In an interview with Town & Village, Belsky said it’s stories centering around newsrooms that come most naturally to him after decades of working in them himself. Prior to becoming a novelist, Belsky worked as a top editor at the New York Post, where he helped create the famous “Headless Body in Topless Bar” headline. He also later worked for the New York Daily News, Star magazine and NBC News.

“No matter what someone says, I don’t think anyone can legitimately say, ‘This guy doesn’t know what he’s talking about,’” said Belsky, who writes his novels under the name R.G. Belsky.

His most recent series of books, published by Atria Books, centered around an ambitious investigative reporter who had to climb his way up from the bottom after making a serious error in judgment that ruined his reputation. And Belsky still has plans to return to the series. However, the story he had in mind for Yesterday’s News wouldn’t have worked with Malloy as the protagonist.

In this story, Carlson, who runs a New York news station, is forced to face her own past on the 15th anniversary of a case of a missing girl she’d covered. It wasn’t just a news story, but a case she investigated on an ongoing basis, breaking exclusive after exclusive due to her access to the girl’s family. While the mystery remained unsolved 15 years later, the anniversary has brought the story back into the news. Carlson then discovers new leads, new suspects (including a prominent politician) and potentially more victims. She also has her own secrets.

In his news career, Belsky covered a number of missing child cases, the most high-profile of them being the one about Etan Patz in 1979. When a suspect was finally charged and convicted last year for the murder, Belsky began thinking about how in some ways, a cold case of a missing child is even worse for a family than one that’s been confirmed to end in tragedy.

“Because you never know the answer,” he said. “In this case the family never has closure,” he added of Yesterday’s News.

Belsky said the book’s lead character was inspired by many of the hard-working women he has shared a newsroom with, in particular when he started out at The Post.
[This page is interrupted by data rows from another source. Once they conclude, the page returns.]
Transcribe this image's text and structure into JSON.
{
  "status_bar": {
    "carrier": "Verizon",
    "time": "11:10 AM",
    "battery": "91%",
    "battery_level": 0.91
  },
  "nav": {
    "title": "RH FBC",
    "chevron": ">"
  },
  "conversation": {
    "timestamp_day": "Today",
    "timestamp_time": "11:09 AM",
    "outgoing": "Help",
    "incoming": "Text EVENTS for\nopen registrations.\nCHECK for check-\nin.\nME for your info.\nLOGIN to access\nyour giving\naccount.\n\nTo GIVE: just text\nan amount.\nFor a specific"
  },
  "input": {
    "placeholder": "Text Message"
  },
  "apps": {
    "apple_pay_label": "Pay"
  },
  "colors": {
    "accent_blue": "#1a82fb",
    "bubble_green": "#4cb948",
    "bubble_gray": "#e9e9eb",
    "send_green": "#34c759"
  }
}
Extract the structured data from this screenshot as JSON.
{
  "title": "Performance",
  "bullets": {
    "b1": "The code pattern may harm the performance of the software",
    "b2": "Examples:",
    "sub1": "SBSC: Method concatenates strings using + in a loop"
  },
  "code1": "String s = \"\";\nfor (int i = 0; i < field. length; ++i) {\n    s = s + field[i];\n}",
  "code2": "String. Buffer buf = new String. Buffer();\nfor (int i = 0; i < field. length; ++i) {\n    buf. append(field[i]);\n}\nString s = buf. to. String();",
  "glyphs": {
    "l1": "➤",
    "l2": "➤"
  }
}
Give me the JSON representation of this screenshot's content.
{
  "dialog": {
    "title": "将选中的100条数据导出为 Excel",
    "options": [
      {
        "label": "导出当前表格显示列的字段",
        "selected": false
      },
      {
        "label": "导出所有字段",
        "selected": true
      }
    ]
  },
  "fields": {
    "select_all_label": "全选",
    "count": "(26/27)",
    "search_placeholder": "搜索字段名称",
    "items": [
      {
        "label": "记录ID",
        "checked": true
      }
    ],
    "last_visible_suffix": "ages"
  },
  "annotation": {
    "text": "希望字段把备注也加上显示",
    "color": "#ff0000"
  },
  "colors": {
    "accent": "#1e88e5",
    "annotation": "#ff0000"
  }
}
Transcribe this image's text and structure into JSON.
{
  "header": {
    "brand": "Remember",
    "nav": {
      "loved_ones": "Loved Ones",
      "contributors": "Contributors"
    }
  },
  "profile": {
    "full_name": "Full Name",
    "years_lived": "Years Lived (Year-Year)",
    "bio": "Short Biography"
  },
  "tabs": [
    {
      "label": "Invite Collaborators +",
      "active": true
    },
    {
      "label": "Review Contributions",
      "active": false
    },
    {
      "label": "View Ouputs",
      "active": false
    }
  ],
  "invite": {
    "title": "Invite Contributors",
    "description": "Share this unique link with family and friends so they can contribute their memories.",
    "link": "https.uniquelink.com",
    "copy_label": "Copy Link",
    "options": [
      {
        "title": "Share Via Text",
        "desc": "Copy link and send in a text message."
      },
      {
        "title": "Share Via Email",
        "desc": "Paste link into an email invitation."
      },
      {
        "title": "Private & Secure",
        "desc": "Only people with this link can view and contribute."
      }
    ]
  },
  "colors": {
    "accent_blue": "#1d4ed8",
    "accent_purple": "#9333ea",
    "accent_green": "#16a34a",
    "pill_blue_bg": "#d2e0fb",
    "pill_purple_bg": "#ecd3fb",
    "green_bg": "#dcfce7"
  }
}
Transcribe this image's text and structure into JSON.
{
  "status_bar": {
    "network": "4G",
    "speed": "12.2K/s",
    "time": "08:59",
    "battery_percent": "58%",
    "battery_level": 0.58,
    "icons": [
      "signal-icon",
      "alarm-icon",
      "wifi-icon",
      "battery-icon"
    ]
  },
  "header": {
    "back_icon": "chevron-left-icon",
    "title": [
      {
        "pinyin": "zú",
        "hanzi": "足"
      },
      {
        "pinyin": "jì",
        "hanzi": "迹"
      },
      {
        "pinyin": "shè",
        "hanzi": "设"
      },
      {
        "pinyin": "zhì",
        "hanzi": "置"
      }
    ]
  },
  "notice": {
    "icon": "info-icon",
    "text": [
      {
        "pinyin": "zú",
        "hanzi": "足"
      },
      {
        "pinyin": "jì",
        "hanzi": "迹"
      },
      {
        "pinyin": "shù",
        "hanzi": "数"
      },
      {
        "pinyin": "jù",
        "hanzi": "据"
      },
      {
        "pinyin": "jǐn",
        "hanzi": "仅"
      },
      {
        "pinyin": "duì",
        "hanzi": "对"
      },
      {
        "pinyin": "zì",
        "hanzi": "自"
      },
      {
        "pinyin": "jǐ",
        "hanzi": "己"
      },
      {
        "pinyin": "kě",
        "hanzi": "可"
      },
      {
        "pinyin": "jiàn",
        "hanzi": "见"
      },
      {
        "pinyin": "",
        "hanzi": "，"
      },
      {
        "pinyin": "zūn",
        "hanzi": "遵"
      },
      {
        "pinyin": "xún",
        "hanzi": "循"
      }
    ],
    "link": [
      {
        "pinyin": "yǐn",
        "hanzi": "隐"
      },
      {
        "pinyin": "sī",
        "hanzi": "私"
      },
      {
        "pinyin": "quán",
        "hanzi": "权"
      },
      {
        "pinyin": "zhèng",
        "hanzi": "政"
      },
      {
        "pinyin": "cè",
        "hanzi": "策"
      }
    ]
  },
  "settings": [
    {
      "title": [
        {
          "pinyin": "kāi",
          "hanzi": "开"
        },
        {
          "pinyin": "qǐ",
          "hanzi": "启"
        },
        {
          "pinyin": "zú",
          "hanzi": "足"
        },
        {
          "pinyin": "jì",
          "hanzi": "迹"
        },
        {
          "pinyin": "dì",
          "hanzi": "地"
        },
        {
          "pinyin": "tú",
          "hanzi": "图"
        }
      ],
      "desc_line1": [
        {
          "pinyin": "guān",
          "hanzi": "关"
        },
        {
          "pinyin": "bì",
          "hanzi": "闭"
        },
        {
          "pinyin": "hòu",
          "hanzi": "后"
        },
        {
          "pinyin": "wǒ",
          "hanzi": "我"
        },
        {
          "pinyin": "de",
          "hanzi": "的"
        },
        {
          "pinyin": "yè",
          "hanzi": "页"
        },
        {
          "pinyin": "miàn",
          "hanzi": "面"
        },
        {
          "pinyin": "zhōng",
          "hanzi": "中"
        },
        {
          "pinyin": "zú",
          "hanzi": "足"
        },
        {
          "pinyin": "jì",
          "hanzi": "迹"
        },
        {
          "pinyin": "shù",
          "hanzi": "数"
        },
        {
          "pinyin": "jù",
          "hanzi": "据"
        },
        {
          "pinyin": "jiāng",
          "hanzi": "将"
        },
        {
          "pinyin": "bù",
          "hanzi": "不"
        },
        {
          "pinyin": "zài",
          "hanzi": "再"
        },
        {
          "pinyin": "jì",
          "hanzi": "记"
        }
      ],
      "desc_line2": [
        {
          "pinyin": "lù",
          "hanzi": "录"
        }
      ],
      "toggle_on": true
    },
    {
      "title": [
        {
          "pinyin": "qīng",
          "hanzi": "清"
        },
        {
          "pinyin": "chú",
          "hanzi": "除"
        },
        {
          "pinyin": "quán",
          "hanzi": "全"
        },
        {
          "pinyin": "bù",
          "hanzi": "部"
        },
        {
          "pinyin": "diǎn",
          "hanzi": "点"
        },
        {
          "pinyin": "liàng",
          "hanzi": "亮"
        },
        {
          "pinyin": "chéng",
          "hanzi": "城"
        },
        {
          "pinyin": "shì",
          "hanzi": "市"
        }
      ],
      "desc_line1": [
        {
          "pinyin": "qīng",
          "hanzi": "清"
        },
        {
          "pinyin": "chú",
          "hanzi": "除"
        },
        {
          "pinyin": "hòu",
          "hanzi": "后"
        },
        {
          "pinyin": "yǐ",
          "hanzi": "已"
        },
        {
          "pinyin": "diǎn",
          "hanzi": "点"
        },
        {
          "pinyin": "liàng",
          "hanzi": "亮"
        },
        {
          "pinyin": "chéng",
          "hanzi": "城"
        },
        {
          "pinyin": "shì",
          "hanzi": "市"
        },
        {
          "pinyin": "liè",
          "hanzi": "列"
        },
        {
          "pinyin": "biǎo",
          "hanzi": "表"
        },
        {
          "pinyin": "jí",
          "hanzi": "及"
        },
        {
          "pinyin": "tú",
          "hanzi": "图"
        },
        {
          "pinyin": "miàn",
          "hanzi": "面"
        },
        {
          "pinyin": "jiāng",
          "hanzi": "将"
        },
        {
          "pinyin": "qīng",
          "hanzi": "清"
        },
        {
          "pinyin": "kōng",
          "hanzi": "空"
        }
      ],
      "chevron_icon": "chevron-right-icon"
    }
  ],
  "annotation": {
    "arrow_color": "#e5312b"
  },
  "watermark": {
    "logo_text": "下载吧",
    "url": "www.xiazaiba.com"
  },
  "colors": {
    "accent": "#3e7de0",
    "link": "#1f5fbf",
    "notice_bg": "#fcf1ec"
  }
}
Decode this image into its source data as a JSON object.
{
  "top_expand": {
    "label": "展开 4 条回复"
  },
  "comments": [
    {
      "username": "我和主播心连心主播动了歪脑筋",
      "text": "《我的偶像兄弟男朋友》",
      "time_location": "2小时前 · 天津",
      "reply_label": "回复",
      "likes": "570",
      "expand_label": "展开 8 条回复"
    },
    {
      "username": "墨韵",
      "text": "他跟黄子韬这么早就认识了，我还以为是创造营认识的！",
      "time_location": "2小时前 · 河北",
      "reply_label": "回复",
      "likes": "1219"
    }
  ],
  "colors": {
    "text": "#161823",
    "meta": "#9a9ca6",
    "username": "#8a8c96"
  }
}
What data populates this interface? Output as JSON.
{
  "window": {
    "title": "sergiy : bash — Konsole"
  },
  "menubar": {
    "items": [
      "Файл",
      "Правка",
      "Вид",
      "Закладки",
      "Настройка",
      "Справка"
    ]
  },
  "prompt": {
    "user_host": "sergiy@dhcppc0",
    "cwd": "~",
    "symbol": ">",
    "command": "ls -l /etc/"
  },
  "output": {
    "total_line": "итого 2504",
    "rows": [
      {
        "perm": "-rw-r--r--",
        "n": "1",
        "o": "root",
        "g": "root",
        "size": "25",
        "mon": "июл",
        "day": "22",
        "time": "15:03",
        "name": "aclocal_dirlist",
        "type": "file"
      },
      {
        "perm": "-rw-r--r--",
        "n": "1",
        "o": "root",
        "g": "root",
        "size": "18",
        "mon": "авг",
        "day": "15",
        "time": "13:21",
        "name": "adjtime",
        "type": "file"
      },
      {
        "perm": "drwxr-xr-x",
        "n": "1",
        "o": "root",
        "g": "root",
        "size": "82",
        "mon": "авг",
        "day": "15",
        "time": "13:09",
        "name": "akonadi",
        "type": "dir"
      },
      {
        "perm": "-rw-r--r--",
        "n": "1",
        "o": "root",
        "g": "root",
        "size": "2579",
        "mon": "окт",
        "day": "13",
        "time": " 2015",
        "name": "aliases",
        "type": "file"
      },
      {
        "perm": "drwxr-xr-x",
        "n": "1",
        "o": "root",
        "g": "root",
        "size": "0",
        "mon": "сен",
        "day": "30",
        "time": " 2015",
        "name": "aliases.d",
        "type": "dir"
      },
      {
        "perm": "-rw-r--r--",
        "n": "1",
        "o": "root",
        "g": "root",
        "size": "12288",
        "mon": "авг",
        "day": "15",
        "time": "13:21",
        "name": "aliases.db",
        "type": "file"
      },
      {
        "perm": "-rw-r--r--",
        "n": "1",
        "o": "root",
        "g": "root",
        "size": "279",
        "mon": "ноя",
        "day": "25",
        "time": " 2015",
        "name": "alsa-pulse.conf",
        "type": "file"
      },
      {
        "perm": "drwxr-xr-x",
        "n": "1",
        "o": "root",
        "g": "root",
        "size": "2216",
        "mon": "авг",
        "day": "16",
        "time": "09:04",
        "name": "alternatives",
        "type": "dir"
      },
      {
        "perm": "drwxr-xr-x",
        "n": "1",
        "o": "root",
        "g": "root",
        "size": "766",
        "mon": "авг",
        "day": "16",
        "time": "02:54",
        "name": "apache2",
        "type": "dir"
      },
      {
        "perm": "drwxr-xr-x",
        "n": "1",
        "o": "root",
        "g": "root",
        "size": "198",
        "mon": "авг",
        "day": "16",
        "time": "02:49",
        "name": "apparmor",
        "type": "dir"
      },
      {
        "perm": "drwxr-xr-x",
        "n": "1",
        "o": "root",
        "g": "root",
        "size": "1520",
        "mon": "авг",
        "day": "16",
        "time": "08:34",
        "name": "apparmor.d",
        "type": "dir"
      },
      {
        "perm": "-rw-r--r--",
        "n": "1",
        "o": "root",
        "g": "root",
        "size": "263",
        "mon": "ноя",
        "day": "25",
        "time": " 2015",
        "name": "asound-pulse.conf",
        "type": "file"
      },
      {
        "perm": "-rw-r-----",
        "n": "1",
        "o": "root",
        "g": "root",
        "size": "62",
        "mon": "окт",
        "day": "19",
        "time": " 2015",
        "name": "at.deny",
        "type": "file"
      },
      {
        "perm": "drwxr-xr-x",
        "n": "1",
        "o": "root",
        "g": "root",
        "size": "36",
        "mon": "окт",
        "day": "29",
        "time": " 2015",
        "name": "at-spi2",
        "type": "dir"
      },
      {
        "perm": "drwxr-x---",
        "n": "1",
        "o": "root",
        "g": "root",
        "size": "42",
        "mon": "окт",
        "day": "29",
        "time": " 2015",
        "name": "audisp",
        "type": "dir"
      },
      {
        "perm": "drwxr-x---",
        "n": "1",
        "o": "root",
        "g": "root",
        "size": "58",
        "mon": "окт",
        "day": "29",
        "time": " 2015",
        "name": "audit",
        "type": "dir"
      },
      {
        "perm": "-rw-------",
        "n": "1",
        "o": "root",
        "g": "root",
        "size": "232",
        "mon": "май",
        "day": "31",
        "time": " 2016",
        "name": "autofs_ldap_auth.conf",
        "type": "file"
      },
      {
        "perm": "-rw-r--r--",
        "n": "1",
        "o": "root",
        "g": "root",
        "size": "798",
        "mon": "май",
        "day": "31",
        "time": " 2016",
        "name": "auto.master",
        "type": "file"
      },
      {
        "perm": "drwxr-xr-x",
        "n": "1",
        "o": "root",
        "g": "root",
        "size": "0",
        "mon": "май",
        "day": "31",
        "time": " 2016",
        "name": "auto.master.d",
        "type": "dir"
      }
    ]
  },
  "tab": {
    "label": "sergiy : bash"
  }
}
“When I started out at papers, the role of women was different,” he said. “They were writing society stuff, not hard news, but not at The Post. We had a terrific team of women reporters that wrote hard news and they were doing it against the odds. There weren’t a lot of people looking to hire women, so they had to prove they were worth it.”

Carlson also has some similarities to Malloy, whose snarky and sarcastic one-liners Belsky has admitted he wished he could dare to utter in real life. But, Belsky, added, “She isn’t Gil Malloy in a dress.

“Clare is the director of a news station. She has to deal with ratings and advertising campaigns and managing her staff. She is dealing with issues being married three times. There are issues as far as being a woman in the workplace.”

Belsky had intended to make Carlson’s story a standalone one until Oceanview told him it wanted a series. He’s already well into the second book, usually splitting his work days between Think Coffee on Third Avenue and the Writers’ Room on Astor Place, a co-working space for writers. He’s lived in Gramercy for over 25 years, but insisted it’s impossible for him to work at home.

“I spent years working in a newsroom with people shouting and screaming,” said Belsky. “I can’t work without people around me.”

He has however done plenty of writing at the beach and even at bars. “I work better in noise and chaos,” he said. “I live in Manhattan, so it’s a good place for that.”

Yesterday’s News will be released in paperback ($16) and on Kindle ($15). Belsky will be signing copies at The Mysterious Bookshop at 58 Warren Street (near City Hall) on May 8 at 6:30 p.m.